Я не говорю, чтобы это была перспектива хорошая, но, по крайней мере, она не заключает в себе никакого марева, а, как хотите, и это уж немалое преимущество. Радужные цвета обливают ландшафт только изредка, настоящий же цвет, с которым мы должны иметь дело и который один не подкупит и не обольстит нас, есть цвет серый…
— Совсем он что-то приуныл, — проговорил Писарев, не отрывая взгляда от строки. — Ведь это Щедрин, я угадал? Мне попались две его хроники в тех книжках, где «Что делать?».
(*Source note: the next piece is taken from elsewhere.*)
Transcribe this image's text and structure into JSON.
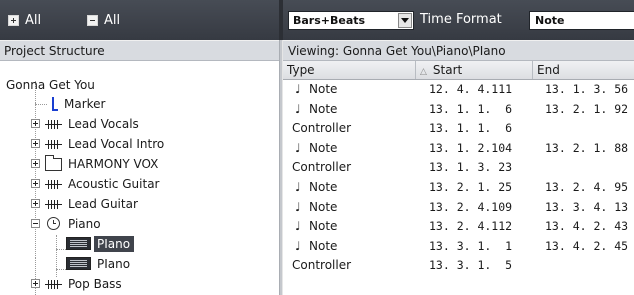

— Стало быть, ты видел возобновленный «Современник»? А я только сегодня сдал в канцелярию несколько нумеров. Этот ваш главнокомандующий, глаза под лоб закатив, вещает, как пифия: повременные издания дозволяются исключительно за прошедшие года!
— Постой, постой! Как это — стало быть? Ты разве не получил статьи моей «Мысли о русских романах»? Там же через слово о Чернышевском. Сентябрьская еще статья.
— В первый раз слышу.
— У коменданта нашего эта статья, — подал голос из своего угла Пинкорнелли; странной, перемежающейся какой-то глухотой страдал старик. — Сенат что-то такое не похвалил ее, вот генерал и оставил рукопись у себя и вам сказывать не велел. Четверть часа прошли, господа, надо расставаться.
— Невозможно, — упрямо сказал Благосветлов. — Корректуры эти у меня до завтрашнего утра. Совершенно необходимо, чтобы Дмитрий Иванович хоть проглядел их. Умоляю вас, Иван Федорович, богом прошу! Комендант во дворце и приедет не скоро, вы же знаете.
— Никто не знает и знать не может, — плац-адъютант не докончил фразы, а Благосветлов вздрогнул: куранты очнулись от краткого забытья и старательно исполнили свой долг; Писарев эту сюиту амбарных замков не удостоил вниманием: читал.
— Три четверти шестого. Ну, так и быть, еще пятнадцать минут, и ни секунды более, — решил Пинкорнелли, когда наступила наконец тишина.